Gadi willingly shares his many stories—enough to write books or make documentaries about—and offers commentaries on art, music (the mathematics in Bach), and current social and political affairs over a dinner he has prepared or while browsing through his record and book collection. For Mr. (not Dr.) Geiger, his “uncommon education,” as the MIT News article described it, might be the point of reference for his unconventional views in research and life. MIT attracts and puts to good use uncommon, unconventional minds and characters like Gadi. And in turn, they push MIT forward.

Georgios Evangelopoulos
Research Scientist
Center for Brains, Minds, and Machines, MIT

Clean-Fuel Feasibility
Clean Fuels from Greenhouse Gas” (January/February 2017) does not mention the energy needed to convert carbon dioxide and water to carbon monoxide and hydrogen. In reality, the total process may not be environmentally friendly unless the energy is produced using the excess capacity of an environmentally friendly power plant. One might also question what the energy efficiency of the process will be, including distribution losses.

Emil M. Friedman ’68
Hillside, New Jersey

Professor Yogesh Surendranath responds:
I concur wholeheartedly with the concern raised by the reader. Carbon dioxide is an inherently energy-poor molecule, so any strategy for upgrading this molecule to a fuel will require an energy input greater than the energy content in the resulting fuel (distribution losses will impose an additional energy penalty). Thus, electrochemical conversion of carbon dioxide to fuels is not a viable strategy for remediating existing carbon emissions if the extra energy input comes from traditional fossil fuels.
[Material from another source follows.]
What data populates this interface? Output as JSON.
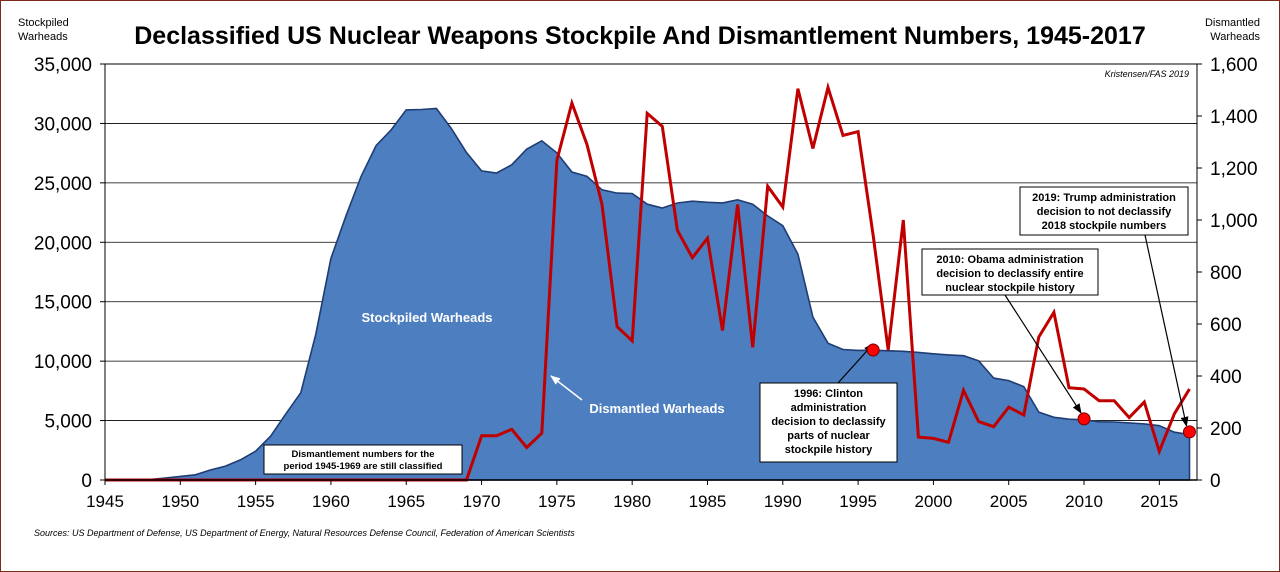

However, the process is a potential strategy for storing the energy from renewable sources such as solar and wind by converting it to the energy-dense chemical bonds of a CO2-derived fuel, as occurs when solar energy gets converted to chemical energy in natural photosynthesis. Importantly, the amount of energy needed for carbon dioxide fixation is dramatically increased if the chemical process produces undesirable by-products, which would need to be separated and further processed downstream. In this study, we developed a strategy for tuning the selectivity of the catalyst to avoid the production of undesirable by-products, thereby enhancing the efficiency of the process.